Louisville & Nashville Railroad v. United States

Per Curiam:

On February 8, 1915, the plaintiff commenced its action in this court, No. 33034, for additional compensation for services of the character declared upon herein. In the petition, filed on said date, it declared upon services “ since the 10th day of February, 1909.” In its bill of particulars it incorporated some items of service which it thereafter, when it filed its amended petition, in effect abandoned by reducing its total demand by the amount of said items and making no proof as to them. On March 1, 1915, it was awarded judgment for $3,118.24, the amount of which, as shown by the findings, “ the accounting officers of the Treasury made deduction from the amounts that were due for said transportation at ordinary commercial rates, on account of land grant.”

In this action items are claimed for as to which the transportation was furnished at intervals during a period of more than a year and a half before the commencement of its former action, and also as to some of which claim was made in that action, but afterward abandoned because for departments other than the War Department, and not supported by any official reports or otherwise.

As to said items antedating the commencement of the former action it. may be said, in addition to the rule of the Baltimore & Ohio R. R. Co. case, 52 C. Cls., 468, first, that items then sued for but abandoned can not be again declared upon in another action, and, second, that as to all of the items accruing before the commencement of that action they were within the allegations of the petition in that case, were properly to be declared upon therein, and, in the absence of proper showing, can not be declared upon herein.

As to the items of transportation furnished since the commencement of plaintiff’s former action, it appears that, in the main, they were within the rule in the B. and O. case unless the fact that plaintiff had commenced an action in which it asserted its right to be paid for such service at full commercial rates, together with the facts found as to its intention, were sufficient to take them without that rule.

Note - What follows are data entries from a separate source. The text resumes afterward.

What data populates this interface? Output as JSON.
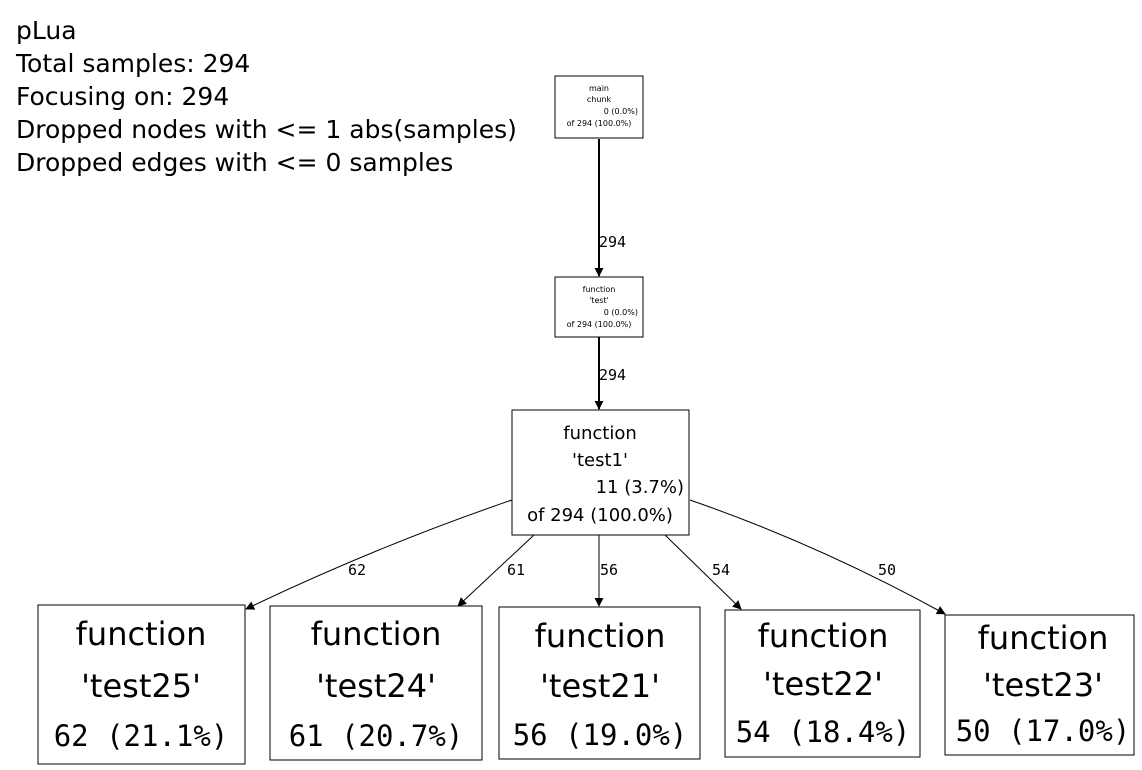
{
  "header": {
    "title": "pLua",
    "total_samples": "Total samples: 294",
    "focusing": "Focusing on: 294",
    "dropped_nodes": "Dropped nodes with <= 1 abs(samples)",
    "dropped_edges": "Dropped edges with <= 0 samples"
  },
  "nodes": {
    "main": {
      "line1": "main",
      "line2": "chunk",
      "flat": "0 (0.0%)",
      "cum": "of 294 (100.0%)"
    },
    "test": {
      "line1": "function",
      "line2": "'test'",
      "flat": "0 (0.0%)",
      "cum": "of 294 (100.0%)"
    },
    "test1": {
      "line1": "function",
      "line2": "'test1'",
      "flat": "11 (3.7%)",
      "cum": "of 294 (100.0%)"
    },
    "test25": {
      "line1": "function",
      "line2": "'test25'",
      "flat": "62 (21.1%)"
    },
    "test24": {
      "line1": "function",
      "line2": "'test24'",
      "flat": "61 (20.7%)"
    },
    "test21": {
      "line1": "function",
      "line2": "'test21'",
      "flat": "56 (19.0%)"
    },
    "test22": {
      "line1": "function",
      "line2": "'test22'",
      "flat": "54 (18.4%)"
    },
    "test23": {
      "line1": "function",
      "line2": "'test23'",
      "flat": "50 (17.0%)"
    }
  },
  "edges": {
    "main_test": "294",
    "test_test1": "294",
    "test1_test25": "62",
    "test1_test24": "61",
    "test1_test21": "56",
    "test1_test22": "54",
    "test1_test23": "50"
  }
}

A strict construction would probably require that they be held to be within that case, but the court is inclined to and feels justi-*165tied in indulging a presumption that after the commencement of that action the plaintiff was in the attitude of asserting its right to compensation at full commercial rates for such transportation, notwithstanding the method employed in the presentment of its claims, and in holding that its procedure in the matter may be regarded as taking it without the rule of the B. and O. case. Indeed, after the decision of this court in the Chicago, Milwaukee and St. Paul case, February 8, 1915, the whole situation was radically changed and a presumption that railroads generally were intending, after informed of that decision, to claim all that it had been held they might successfully claim, is not a violent one but one which, in the absence of contravening circumstances, should, perhaps, be indulged.

Judgment for plaintiff under Finding IV for $481.71.

As to the items sued upon herein but not included in said sum, as shown by said finding, the court concludes that plaintiff is not entitled to recover.